Stellenbosch - Distell announced on Wednesday that it has entered into an agreement to sell its cognac business, Bisquit Dubouche et Cie (Bisquit), to Campari Group for €52.5m (about R800m).
According to Distell’s managing director, Richard Rushton, the Bisquit brand remains strong and well positioned for long-term growth.
"As we have said consistently for the last while, Distell has obviously embarked on a journey to focus our business and to create winning propositions in winning geographies. We did an assessment and we want to focus on addressable opportunities where we can win in the longer term," Rushton told Fin24 on Wednesday.
"We also looked at the asset configuration of our brands, production and the broader asset base. We want to focus on more asset-efficient opportunities and balance our portfolio better to improve our margin and return on investment."
The main focus is on ready-to-drink ciders, whisky and expansion into Africa as well as "one other large emerging market", Rushton explained.
He said at the time of acquiring Bisquit, Distell felt it would provide access to the Russian and Chinese cognac markets. This did not happen and the company felt it was then better to sell off Bisquit.
"Cognac is a heavily concentrated industry. The top three players have a significant share of the market, especially in the two premium-end growth markets in world, namely China and the US," said Rushton.
"We were a much smaller player and did not have our own route to market access in those markets. Our view was that the cost to gain access to those markets for the returns we would get, were unattractive. It is better for us to focus on whisky opportunities and ready-to-drink ciders."

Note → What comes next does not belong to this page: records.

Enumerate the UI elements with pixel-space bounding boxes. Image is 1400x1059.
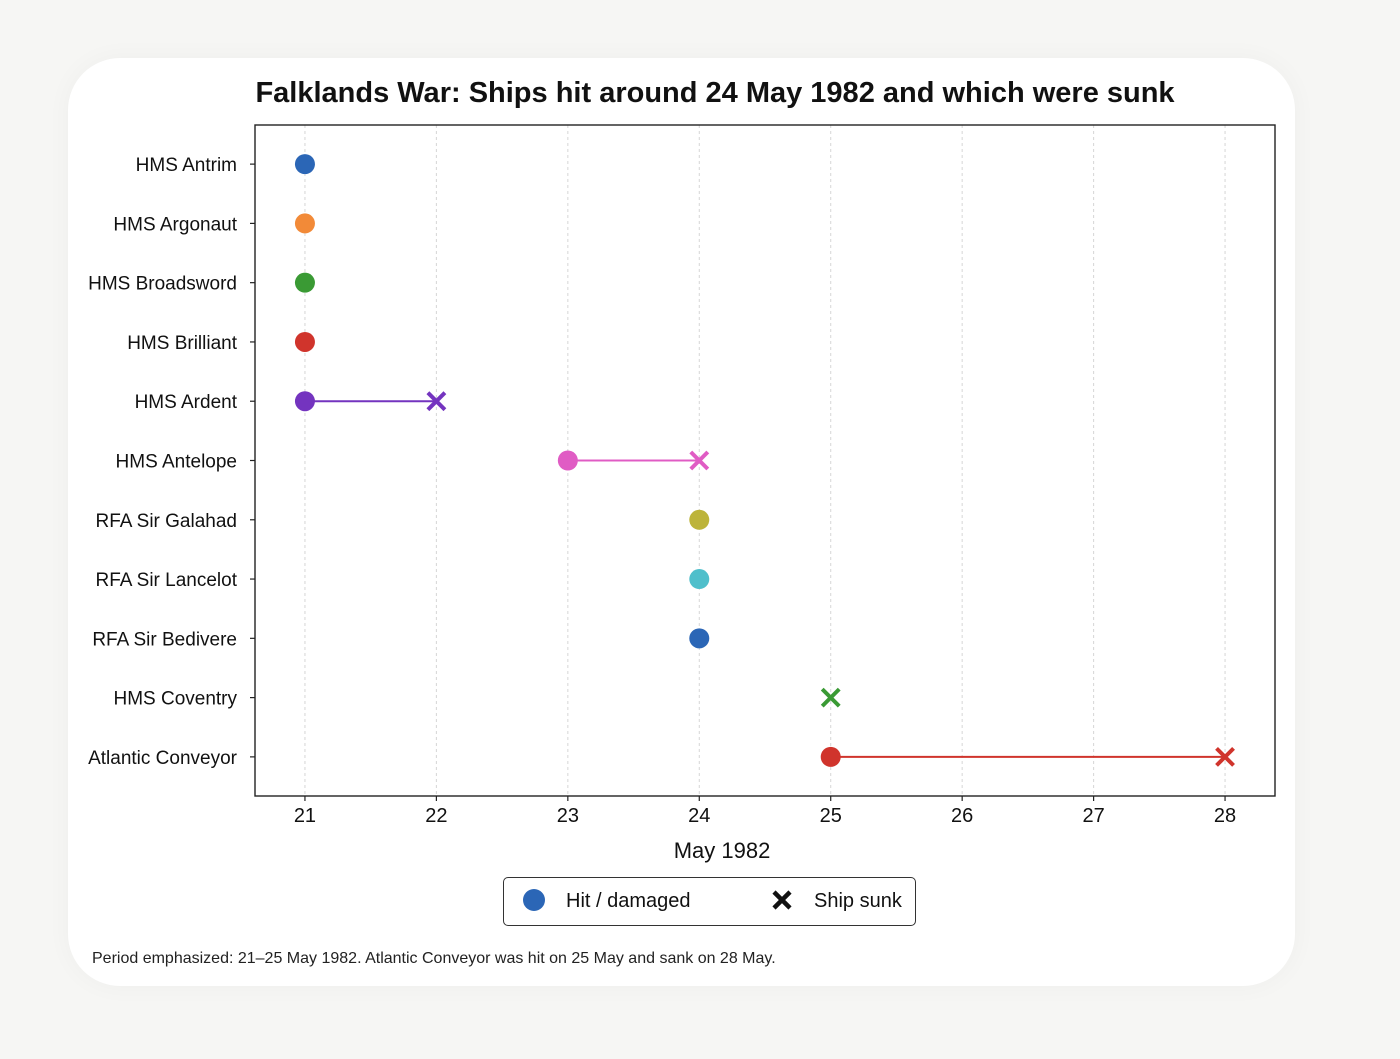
legend-sunk-label: Ship sunk — [814, 890, 902, 912]
legend-circle-icon — [523, 889, 545, 911]
y-tick-label: HMS Brilliant — [127, 333, 238, 354]
hit-marker — [294, 213, 315, 234]
y-tick-label: HMS Broadsword — [88, 274, 237, 295]
x-tick-label: 26 — [951, 805, 973, 827]
x-tick-label: 22 — [425, 805, 447, 827]
legend: Hit / damaged Ship sunk — [503, 877, 916, 926]
y-tick-label: HMS Antrim — [136, 155, 237, 176]
hit-marker — [689, 628, 710, 649]
footnote: Period emphasized: 21–25 May 1982. Atlan… — [92, 950, 776, 967]
y-tick-label: HMS Antelope — [116, 452, 237, 473]
hit-marker — [294, 331, 315, 352]
x-axis: 21 22 23 24 25 26 27 28 — [294, 796, 1236, 827]
hit-marker — [294, 391, 315, 412]
sunk-marker — [1215, 746, 1235, 767]
data-marks — [294, 154, 1235, 767]
y-tick-label: RFA Sir Lancelot — [95, 570, 237, 591]
hit-marker — [689, 509, 710, 530]
y-tick-label: Atlantic Conveyor — [88, 748, 238, 769]
x-tick-label: 28 — [1214, 805, 1236, 827]
y-tick-label: HMS Ardent — [135, 392, 238, 413]
y-tick-label: HMS Argonaut — [113, 214, 237, 235]
legend-sunk-marker — [772, 890, 792, 910]
x-axis-label: May 1982 — [674, 838, 771, 863]
x-tick-label: 21 — [294, 805, 316, 827]
legend-x-icon — [772, 890, 792, 910]
gridlines — [304, 125, 1226, 796]
sunk-marker — [820, 687, 841, 708]
hit-marker — [820, 746, 841, 767]
x-tick-label: 25 — [820, 805, 842, 827]
legend-hit-marker — [523, 889, 545, 911]
plot-area — [255, 125, 1275, 796]
y-tick-label: RFA Sir Galahad — [95, 511, 237, 532]
x-tick-label: 23 — [557, 805, 579, 827]
sunk-marker — [689, 450, 710, 471]
hit-marker — [689, 569, 710, 590]
y-tick-label: RFA Sir Bedivere — [92, 629, 237, 650]
hit-marker — [294, 154, 315, 175]
hit-marker — [294, 272, 315, 293]
sunk-marker — [426, 391, 447, 412]
x-tick-label: 27 — [1082, 805, 1104, 827]
hit-marker — [557, 450, 578, 471]
legend-hit-label: Hit / damaged — [566, 890, 691, 912]
x-tick-label: 24 — [688, 805, 710, 827]
y-axis: HMS Antrim HMS Argonaut HMS Broadsword HMS … — [88, 155, 255, 769]
chart-title: Falklands War: Ships hit around 24 May 1… — [255, 77, 1175, 109]
y-tick-label: HMS Coventry — [113, 689, 237, 710]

Rushton emphasised that, even though Distell was unable to access key cognac markets in Russia and China after the acquisition of Bisquit, the company did manage to build the market for it in SA. The business is, however, just breaking even now.
"So, in terms of our strategy, the effort required did not match the return from a financial perspective," said Rushton.
"The key thing is this should be seen as a positive signal for us to accelerate our core markets and now that we have focused on the winning parts of our wine portfolio, to do the same with our ready-to-drink ciders and whisky. Distell is, therefore, now focusing on the categories it believes to have the greatest growth prospects."
In his view, the sale will ensure the assets within Distell's portfolio align with its strategy and generate long-term shareholder value.
"The disposal of Bisquit will allow us to focus our efforts on accelerating our growth in key product categories and markets where we believe we can deliver more attractive returns and deliver on our growth aspirations," he said.
The deal is expected to close during the first quarter of 2018.
Bisquit Cognac was established in 1819 by Alexandre Bisquit. The brand’s key markets include South Africa, Belgium and Switzerland.
According to Distell, the terms of the sale agreement are that Campari Group - one of the largest spirit groups in the world - will acquire all the shares in Bisquit. It will also acquire existing stock, maturing inventory, the trademarks as well as production facilities - warehouses, blending cellars and a bottling plant.
The brands involved include a range of cognacs - Bisquit V.S. Classique; Bisquit V.S.O.P.; Bisquit Prestige; and Bisquit X.O., as well as rare collections and limited editions.
Fin24 reported in August that Distell's annual results for the financial year ending on June 30 2017 reflected the pressure on domestic consumers and increased global competition, according to Rushton. The company declared a total dividend of 379 cents per share for the financial year.
Group revenue increased by 3.7% to R22.3bn while maintaining sales volumes. Domestic market revenue increased by 7.8% and sales volumes increased by 1.5%. Headline earnings decreased by 3.6% to R1.6bn and headline earnings per share (HEPS) decreased by 3.7% to 708.3 cents - but increasing by 7.4% and 7.2% respectively on a normalised basis.
The Group has continued to ramp up its investment on the African continent, for instance acquiring a further 26.4% stake in Kenya's KWA Holdings East Africa (KHEAL). Distell now owns a majority shareholding in KHEAL of 52.4%.
African markets, outside of South Africa, delivered mixed results amid continued economic uncertainty and lower income from commodities. Revenue was maintained on sales volumes which were down by 5.2% compared to the previous year.
Focus markets in Africa such as Namibia, Kenya, Nigeria and Zimbabwe all recorded strong growth, but Distell's overall performance was again negatively impacted by the tough macro-economic conditions in Angola. The region contributed 50.1% to foreign revenue.
"The performance in international markets beyond Africa was resilient amid more challenging trading conditions and consolidation of multinational competitors entrenching their dominant positions," Distell said at the time.